With a strong dancefloor focus, their debut single “Beat And The Pulse” resembled the sometime sinister gloom of The Knife, with Stelmanis’ operatic ebb and flow wail adding an eerie edge. It proved to be a solid statement of intent as to what Canadian-born, classically-trained Stelmanis had in mind for Austra.

Following in the footsteps of the not-too-dissimilar blonde goth-stress Zola Jesus, Stelmanis manages to cut her own cloth from a more accessible angle than ZJ’s avant-goth austerity, but the strength and allure of Austra lies more in its music than the person merely mouthing the words. Having personally spent a good decade in dingy goth clubs, getting acquainted with both the music and its people, Austra sound like a welcome return to that bewitching and foreboding world in which Feel It Break perfectly captures the mood.

With the album divided between the more rhythmically engaging tracks like the Depeche Mode murmurs of “Darken Her Horse” and “Spellwork”, and the glistening Kate Bush-like gallop of “Lose It”, Feel It Break‘s ability to define itself fades as the album progresses without much divergence from its set path. The jilted two-step waltz of “Shoot The Water” shares a similar stride with that of Siouxsie & The Banshee’s “Swimming Horses”, and I swear there’s a little oriental new wave flourish a-la Japan in “Hate Crime”, but such influences, be they real or imagined fail to truly colour the songs, or even give the impression that they’ve had enough time to gestate and grow.
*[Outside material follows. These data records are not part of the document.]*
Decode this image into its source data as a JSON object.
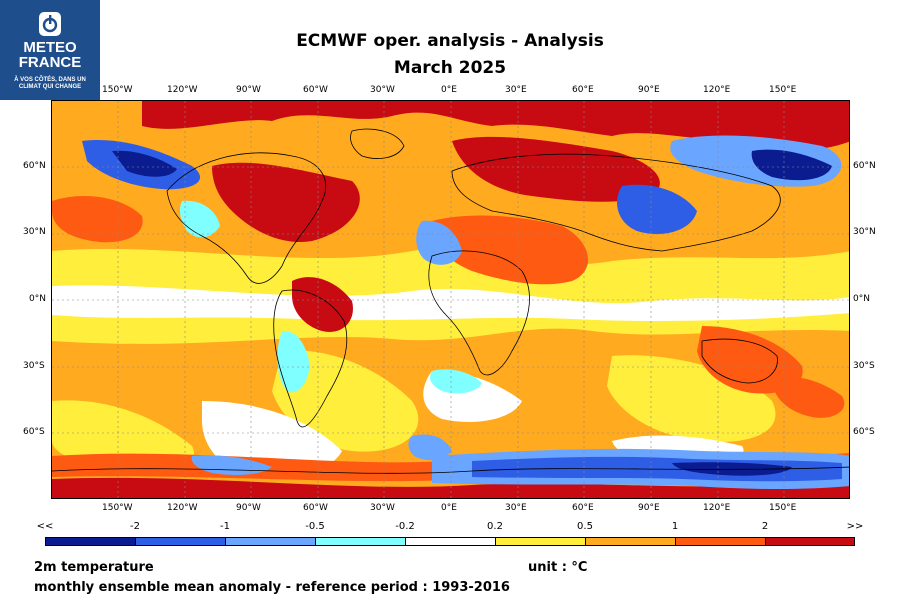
{
  "logo": {
    "name_line1": "METEO",
    "name_line2": "FRANCE",
    "tagline_line1": "À VOS CÔTÉS, DANS UN",
    "tagline_line2": "CLIMAT QUI CHANGE",
    "color": "#1f4e8c"
  },
  "title": {
    "line1": "ECMWF oper. analysis  -  Analysis",
    "line2": "March 2025"
  },
  "map": {
    "top_lon_labels": [
      "150°W",
      "120°W",
      "90°W",
      "60°W",
      "30°W",
      "0°E",
      "30°E",
      "60°E",
      "90°E",
      "120°E",
      "150°E"
    ],
    "bottom_lon_labels": [
      "150°W",
      "120°W",
      "90°W",
      "60°W",
      "30°W",
      "0°E",
      "30°E",
      "60°E",
      "90°E",
      "120°E",
      "150°E"
    ],
    "left_lat_labels": [
      "60°N",
      "30°N",
      "0°N",
      "30°S",
      "60°S"
    ],
    "right_lat_labels": [
      "60°N",
      "30°N",
      "0°N",
      "30°S",
      "60°S"
    ]
  },
  "colorbar": {
    "labels": [
      "<<",
      "-2",
      "-1",
      "-0.5",
      "-0.2",
      "0.2",
      "0.5",
      "1",
      "2",
      ">>"
    ],
    "colors": [
      "#0a1c8f",
      "#2f5ee6",
      "#6aa6ff",
      "#7fffff",
      "#ffffff",
      "#ffee3b",
      "#ffaa1f",
      "#ff5a12",
      "#c80a12"
    ]
  },
  "footer": {
    "variable": "2m temperature",
    "unit": "unit : °C",
    "description": "monthly ensemble mean anomaly - reference period : 1993-2016"
  }
}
The true test of all music is to appreciate it on an aesthetic level and for it to resonate. Having not listened to this kind of music in years, decades even, I find myself falling back into that state of mind with surprising ease. Austra have pulled off a neat trick with Feel It Break, but whether it’s conspicuous enough to rally attention or has the longevity to endure repeated listens is uncertain. There is something undeniably graceful and icily subversive on display here, and given time, Austra may actually rise to the occasion.